Membre de l'ethnie tadjike et originaire du nord de l'Afghanistan, il était revenu sur les devants de la scène l'an dernier lorsqu'il avait été nommé par le président Hamid Karzaï à la tête du Haut conseil pour la paix (HPC), chargé d'établir des contacts avec les insurgés talibans en vue de pourparlers de paix.
L'ancien chef de l'Etat a été tué mardi dans sa maison en plein centre de Kaboul par l'explosion de la bombe dissimulée dans le turban d'un kamikaze qui prétendait lui transmettre un important message des talibans.
Si les insurgés islamistes n'ont pour l'heure pas revendiqué l'attaque, la police les a déjà montrés du doigt.
Cet assassinat, qui intervient après une série d'attaques commandos meurtrières des talibans au coeur d'une capitale pourtant hyper-sécurisée, est un revers évident pour Kaboul et ses alliés occidentaux qui tentent d'amener les talibans à la table des négociations.
Le HPC a salué mercredi la mémoire de son ancien chef, regrettant dans un communiqué l'"ultime sacrifice" de ce "grand leader du jihad" (la résistance antisoviétique, ndlr) pour rétablir "l'harmonie dans son pays".
Dès mercredi matin, les mesures de sécurité, d'ordinaire déjà très imposantes à Kaboul depuis des années, ont été considérablement renforcées, notamment dans le quartier diplomatique où des centaines de sympathisants se sont rassemblés devant la maison de Burhanuddin Rabbani pour dénoncer cet assassinat.
Ils se sont assis devant le portails, brandissant des portraits de l'ex-président, la tête ceinte d'un bandeau noir pour certains, et ont récité des versets du Coran, selon un journaliste de l'AFP.
Burhanuddin Rabbani, qui fut également le mentor du commandant jihadiste tadjik Ahmad Shah Massoud, est la plus haute personnalité politique afghane assassinée depuis l'invasion du pays par les forces occidentales emmenées par les Etats-Unis qui a chassé les talibans du pouvoir fin 2001.

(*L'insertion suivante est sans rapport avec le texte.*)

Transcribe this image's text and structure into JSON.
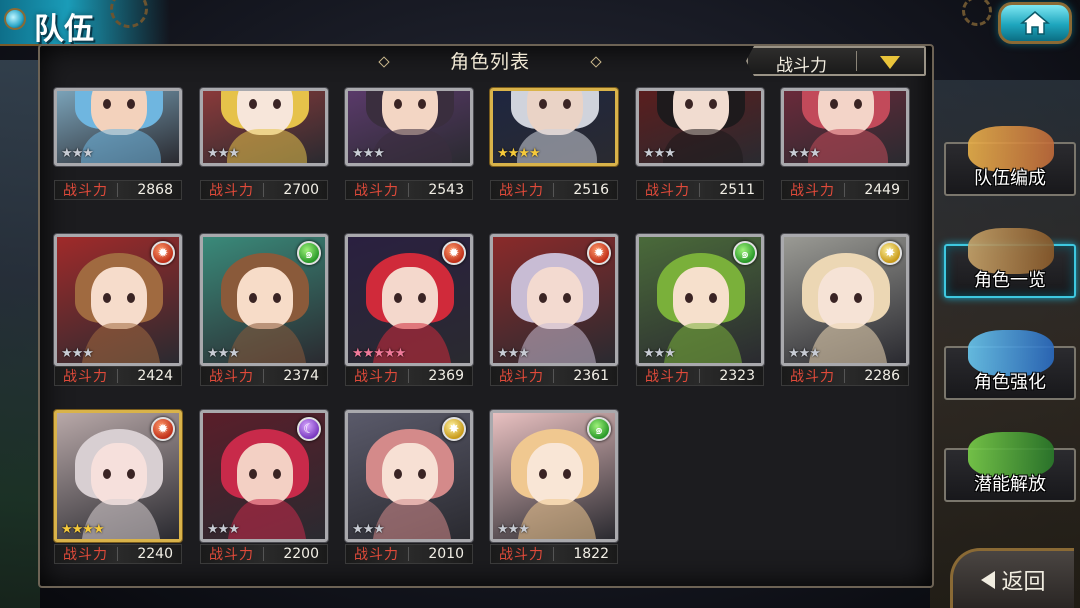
{
  "screen": {
    "title": "队伍"
  },
  "panel": {
    "title": "角色列表",
    "sort": {
      "label": "战斗力"
    }
  },
  "power_label": "战斗力",
  "characters": [
    {
      "power": "2868",
      "stars": 3,
      "star_style": "silver",
      "element": null,
      "hair": "#6fb6e0",
      "skin": "#f3d2bc",
      "bg": "#7aa2b8",
      "frame": "silver"
    },
    {
      "power": "2700",
      "stars": 3,
      "star_style": "silver",
      "element": null,
      "hair": "#e6c24a",
      "skin": "#f7e6da",
      "bg": "#8a3a3a",
      "frame": "silver"
    },
    {
      "power": "2543",
      "stars": 3,
      "star_style": "silver",
      "element": null,
      "hair": "#3a2e3e",
      "skin": "#f3d6c4",
      "bg": "#5a3a6a",
      "frame": "silver"
    },
    {
      "power": "2516",
      "stars": 4,
      "star_style": "gold",
      "element": null,
      "hair": "#d0d3dc",
      "skin": "#ead3c6",
      "bg": "#1e2640",
      "frame": "gold"
    },
    {
      "power": "2511",
      "stars": 3,
      "star_style": "silver",
      "element": null,
      "hair": "#1e1a1c",
      "skin": "#f1dcd0",
      "bg": "#5a1e1e",
      "frame": "silver"
    },
    {
      "power": "2449",
      "stars": 3,
      "star_style": "silver",
      "element": null,
      "hair": "#c24a5a",
      "skin": "#f3d4c8",
      "bg": "#6a2a3a",
      "frame": "silver"
    },
    {
      "power": "2424",
      "stars": 3,
      "star_style": "silver",
      "element": "fire",
      "hair": "#a06a40",
      "skin": "#f6dccb",
      "bg": "#a02a2a",
      "frame": "silver"
    },
    {
      "power": "2374",
      "stars": 3,
      "star_style": "silver",
      "element": "wind",
      "hair": "#8a5a3a",
      "skin": "#f7dcc8",
      "bg": "#3a8a7a",
      "frame": "silver"
    },
    {
      "power": "2369",
      "stars": 5,
      "star_style": "colorful",
      "element": "fire",
      "hair": "#d02a3a",
      "skin": "#f4d8cc",
      "bg": "#2a2040",
      "frame": "silver"
    },
    {
      "power": "2361",
      "stars": 3,
      "star_style": "silver",
      "element": "fire",
      "hair": "#c8bcd4",
      "skin": "#f3dad0",
      "bg": "#8a2a2a",
      "frame": "silver"
    },
    {
      "power": "2323",
      "stars": 3,
      "star_style": "silver",
      "element": "wind",
      "hair": "#7ab03a",
      "skin": "#f6e0cc",
      "bg": "#4a6a3a",
      "frame": "silver"
    },
    {
      "power": "2286",
      "stars": 3,
      "star_style": "silver",
      "element": "light",
      "hair": "#ecd7b4",
      "skin": "#f6e3d6",
      "bg": "#9a9a94",
      "frame": "silver"
    },
    {
      "power": "2240",
      "stars": 4,
      "star_style": "gold",
      "element": "fire",
      "hair": "#d8cfd2",
      "skin": "#f6e0dc",
      "bg": "#b8a8a8",
      "frame": "gold"
    },
    {
      "power": "2200",
      "stars": 3,
      "star_style": "silver",
      "element": "dark",
      "hair": "#c82a4a",
      "skin": "#f3d0c4",
      "bg": "#5a1e2a",
      "frame": "silver"
    },
    {
      "power": "2010",
      "stars": 3,
      "star_style": "silver",
      "element": "light",
      "hair": "#d48a8a",
      "skin": "#f7e0d4",
      "bg": "#5a5a6a",
      "frame": "silver"
    },
    {
      "power": "1822",
      "stars": 3,
      "star_style": "silver",
      "element": "wind",
      "hair": "#f0c890",
      "skin": "#f9e6d6",
      "bg": "#e8c0c0",
      "frame": "silver"
    }
  ],
  "side_menu": [
    {
      "label": "队伍编成",
      "icon": "party-members-icon",
      "active": false
    },
    {
      "label": "角色一览",
      "icon": "character-book-icon",
      "active": true
    },
    {
      "label": "角色强化",
      "icon": "enhance-crystal-icon",
      "active": false
    },
    {
      "label": "潜能解放",
      "icon": "potential-orb-icon",
      "active": false
    }
  ],
  "back": {
    "label": "返回"
  },
  "colors": {
    "accent": "#1aa8c8",
    "power_label": "#e04a3a",
    "gold": "#d9b34a"
  }
}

A la tête du HPC, et malgré les appels pressants dans ce sens de M. Karzaï et l'intérêt manifesté publiquement par les Etats-Unis, qui fournissent les deux tiers des soldats de la force internationale de l'Otan en Afghanistan, Rabbani, qui avait 71 ans, n'avait guère obtenu de succès.

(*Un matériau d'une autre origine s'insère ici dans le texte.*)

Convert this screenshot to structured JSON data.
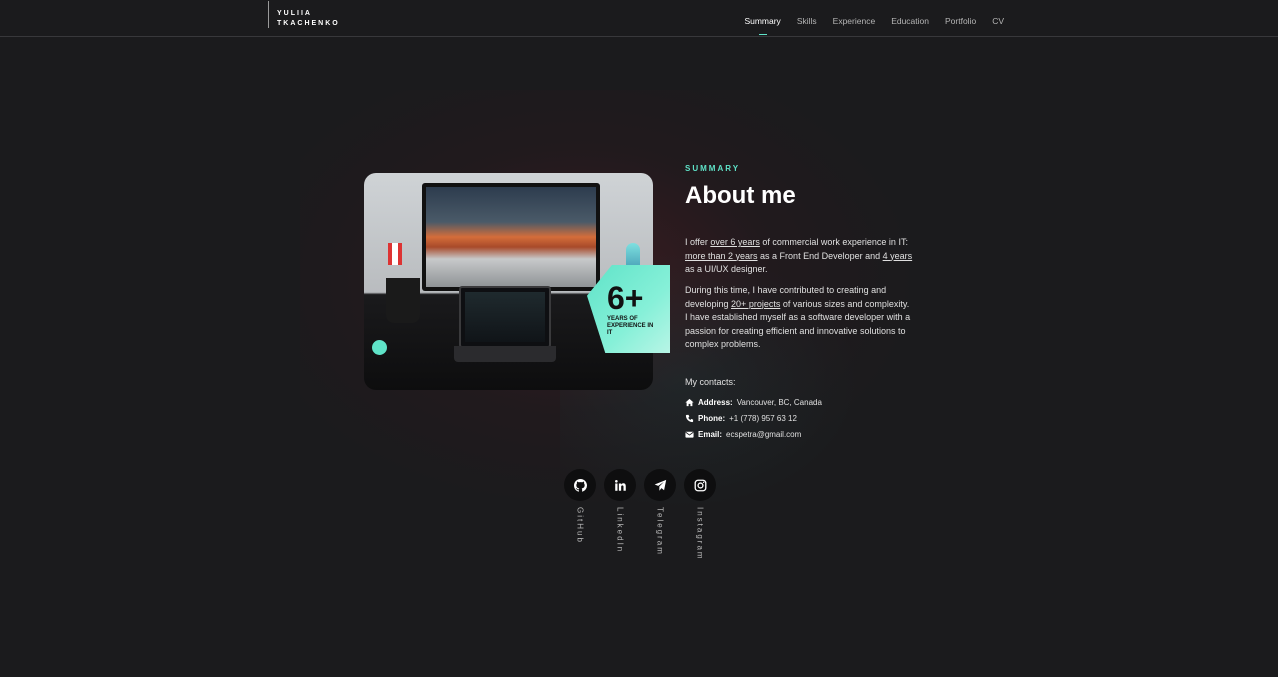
{
  "brand": {
    "line1": "YULIIA",
    "line2": "TKACHENKO"
  },
  "nav": [
    "Summary",
    "Skills",
    "Experience",
    "Education",
    "Portfolio",
    "CV"
  ],
  "badge": {
    "number": "6+",
    "text": "YEARS OF EXPERIENCE IN IT"
  },
  "section_label": "SUMMARY",
  "title": "About me",
  "para1": {
    "t1": "I offer ",
    "l1": "over 6 years",
    "t2": " of commercial work experience in IT: ",
    "l2": "more than 2 years",
    "t3": " as a Front End Developer and ",
    "l3": "4 years",
    "t4": " as a UI/UX designer."
  },
  "para2": {
    "t1": "During this time, I have contributed to creating and developing ",
    "l1": "20+ projects",
    "t2": " of various sizes and complexity. I have established myself as a software developer with a passion for creating efficient and innovative solutions to complex problems."
  },
  "contacts": {
    "title": "My contacts:",
    "address_label": "Address:",
    "address": "Vancouver, BC, Canada",
    "phone_label": "Phone:",
    "phone": "+1 (778) 957 63 12",
    "email_label": "Email:",
    "email": "ecspetra@gmail.com"
  },
  "socials": [
    "GitHub",
    "LinkedIn",
    "Telegram",
    "Instagram"
  ],
  "colors": {
    "accent": "#5fe3c8",
    "background": "#1b1b1d"
  }
}
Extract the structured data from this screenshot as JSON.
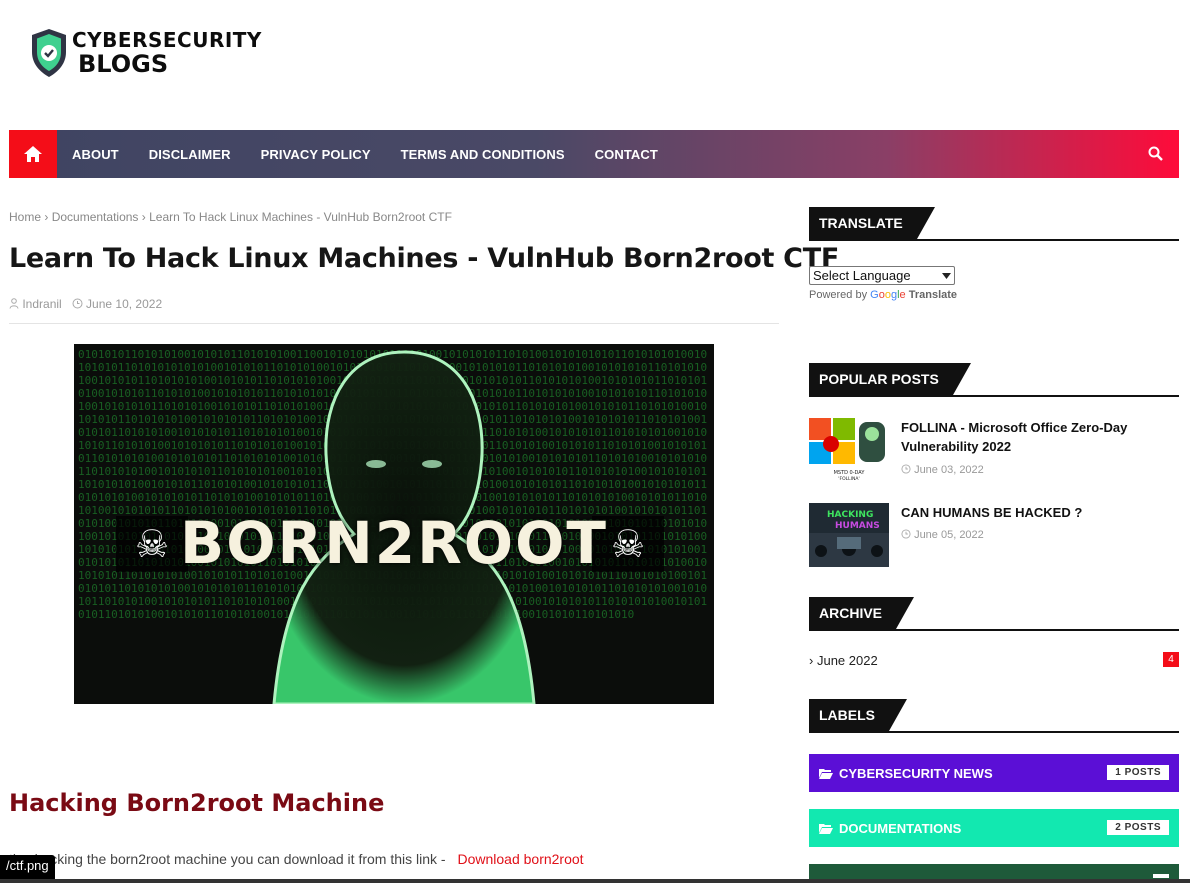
{
  "logo": {
    "line1": "CYBERSECURITY",
    "line2": "BLOGS"
  },
  "nav": {
    "items": [
      "ABOUT",
      "DISCLAIMER",
      "PRIVACY POLICY",
      "TERMS AND CONDITIONS",
      "CONTACT"
    ],
    "home_icon": "home-icon",
    "search_icon": "search-icon",
    "accent": "#f40d18"
  },
  "breadcrumb": {
    "home": "Home",
    "section": "Documentations",
    "current": "Learn To Hack Linux Machines - VulnHub Born2root CTF"
  },
  "post": {
    "title": "Learn To Hack Linux Machines - VulnHub Born2root CTF",
    "author": "Indranil",
    "date": "June 10, 2022",
    "hero_text": "BORN2ROOT",
    "subheading": "Hacking  Born2root Machine",
    "paragraph": "tice hacking the born2root machine you can download it from this link  -",
    "link_text": "Download born2root"
  },
  "status_tooltip": "/ctf.png",
  "sidebar": {
    "translate": {
      "heading": "TRANSLATE",
      "select_value": "Select Language",
      "powered_by": "Powered by",
      "google": "Google",
      "translate_word": "Translate"
    },
    "popular": {
      "heading": "POPULAR POSTS",
      "posts": [
        {
          "title": "FOLLINA - Microsoft Office Zero-Day Vulnerability 2022",
          "date": "June 03, 2022",
          "thumb_caption": "MSTD 0-DAY 'FOLLINA'"
        },
        {
          "title": "CAN HUMANS BE HACKED ?",
          "date": "June 05, 2022",
          "thumb_caption": "HACKING HUMANS"
        }
      ]
    },
    "archive": {
      "heading": "ARCHIVE",
      "item": "June 2022",
      "count": "4"
    },
    "labels": {
      "heading": "LABELS",
      "items": [
        {
          "name": "CYBERSECURITY NEWS",
          "count": "1 POSTS",
          "color": "#5b0fd6"
        },
        {
          "name": "DOCUMENTATIONS",
          "count": "2 POSTS",
          "color": "#12e8b0"
        },
        {
          "name": "",
          "count": "",
          "color": "#1e5a3a"
        }
      ]
    }
  }
}
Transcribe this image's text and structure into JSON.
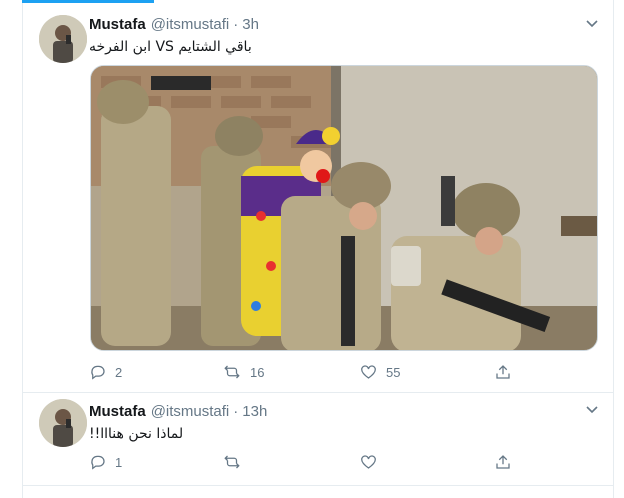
{
  "colors": {
    "accent": "#1da1f2",
    "secondary_text": "#657786",
    "border": "#e6ecf0"
  },
  "tweets": [
    {
      "name": "Mustafa",
      "handle": "@itsmustafi",
      "separator": "·",
      "time": "3h",
      "text": "باقي الشتايم VS ابن الفرخه",
      "has_media": true,
      "media_icon": "photo-soldiers-with-clown",
      "actions": {
        "reply_count": "2",
        "retweet_count": "16",
        "like_count": "55",
        "share_count": ""
      }
    },
    {
      "name": "Mustafa",
      "handle": "@itsmustafi",
      "separator": "·",
      "time": "13h",
      "text": "لماذا نحن هنااا!!",
      "has_media": false,
      "actions": {
        "reply_count": "1",
        "retweet_count": "",
        "like_count": "",
        "share_count": ""
      }
    }
  ],
  "icons": [
    "reply-icon",
    "retweet-icon",
    "like-icon",
    "share-icon",
    "chevron-down-icon"
  ]
}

Certains observateurs estimaient qu'il n'était pas, au vu de son appartenance ethnique et de son passé politique, l'homme adéquat pour établir des ponts avec ses anciens ennemis talibans, issus de l'ethnie pachtoune.
Cet assassinat "ne nous dissuadera pas de poursuivre sur la voie que nous avons tracée", celle de l'offre de négociations aux insurgés, a affirmé le président Karzaï, des Etats-Unis où il est en visite, un séjour qu'il a décidé d'écourter en raison de la mort de M. Rabbani.
Les talibans ont considérablement intensifié leur insurrection ces quatre dernières années en Afghanistan malgré la présence des forces internationales, qui comptent environ 140.000 soldats.
Il multiplient les actes de guérilla y compris à Kaboul, alors que l'Otan prévoit de retirer d'ici à fin 2014 ses troupes de combat qui portent à bout de bras le gouvernement et de confier la sécurité du pays aux fragiles forces afghanes, une gageure selon les experts.